Au siège de la République en marche à Paris le 18 juin 2017.
Au siège de la République en marche à Paris le 18 juin 2017. - Jacques Witt/SIPA

« Quelqu’un de droit, de bon, de calme... »

Maman d’un bébé né quelques semaines avant le début de toute cette affaire, Myriam. B. était en congé maternité jusqu’au 20 septembre 2018. Ensuite, elle a disposé d’un arrêt maladie de son médecin, selon ses propres déclarations. Impossible de savoir quelles étaient exactement ses fonctions au sein du mouvement politique. S’il a confirmé son statut de salariée, le parti a refusé de révéler plus d’informations relevant « des ressources humaines », n’excluant donc pas qu’elle soit toujours rémunérée par ses soins aujourd’hui.

Toutefois,ce n’est pas dans les couloirs du parti macronien qu’elle aurait rencontré Alexandre Benalla. Invitée par les enquêteurs à parler de son compagnon, Myriam.

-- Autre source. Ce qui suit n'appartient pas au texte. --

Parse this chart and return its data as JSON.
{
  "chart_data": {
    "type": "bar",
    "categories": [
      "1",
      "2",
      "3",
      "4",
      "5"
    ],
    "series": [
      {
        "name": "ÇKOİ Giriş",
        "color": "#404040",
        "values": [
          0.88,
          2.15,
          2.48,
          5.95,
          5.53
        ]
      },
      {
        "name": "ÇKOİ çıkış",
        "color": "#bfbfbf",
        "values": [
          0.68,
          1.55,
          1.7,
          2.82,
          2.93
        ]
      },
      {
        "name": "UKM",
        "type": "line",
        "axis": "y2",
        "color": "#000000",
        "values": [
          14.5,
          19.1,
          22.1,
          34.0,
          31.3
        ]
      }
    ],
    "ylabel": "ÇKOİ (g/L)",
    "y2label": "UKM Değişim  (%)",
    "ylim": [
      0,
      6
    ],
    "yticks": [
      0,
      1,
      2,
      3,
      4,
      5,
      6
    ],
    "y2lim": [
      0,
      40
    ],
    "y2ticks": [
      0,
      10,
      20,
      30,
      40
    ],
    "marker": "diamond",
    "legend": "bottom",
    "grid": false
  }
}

B. a ainsi expliqué être avec lui depuis quatre ans sans révéler lequel des deux avait rejoint le mouvement politique en premier avant que l’autre ne soit également embauché.

Face aux enquêteurs, elle a décrit son compagnon comme « quelqu’un de bien, quelqu’un de droit, de bon, de calme, de caractère gentil. »

Alexandre Benalla ne parlait jamais de son travail

Sur le fond de l’affaire, la jeune femme n’aura, en revanche, été d’aucune utilité aux enquêteurs. Indiquant tour à tour qu’elle était « traumatisée », « désorientée » et « fatiguée » par toute la polémique, elle a ainsi expliqué que son compagnon ne lui parlait jamais de son travail.

Impossible donc pour elle de dévoiler ce qu’il est advenu du coffre-fort que les policiers n'ont pas retrouvé lors de la perquisition réalisée le 20 juillet. « Ce dont je suis certaine, c’est que lorsque j’ai quitté l’appartement [le 19 juillet], le coffre y était toujours. J’ignore ce qui s’est passé ensuite. » Interrogé à ce propos, Alexandre Benalla avait indiqué avoir envoyé « un ami » récupérer tous les objets de valeur de son domicile. Sans jamais accepter de révéler son identité.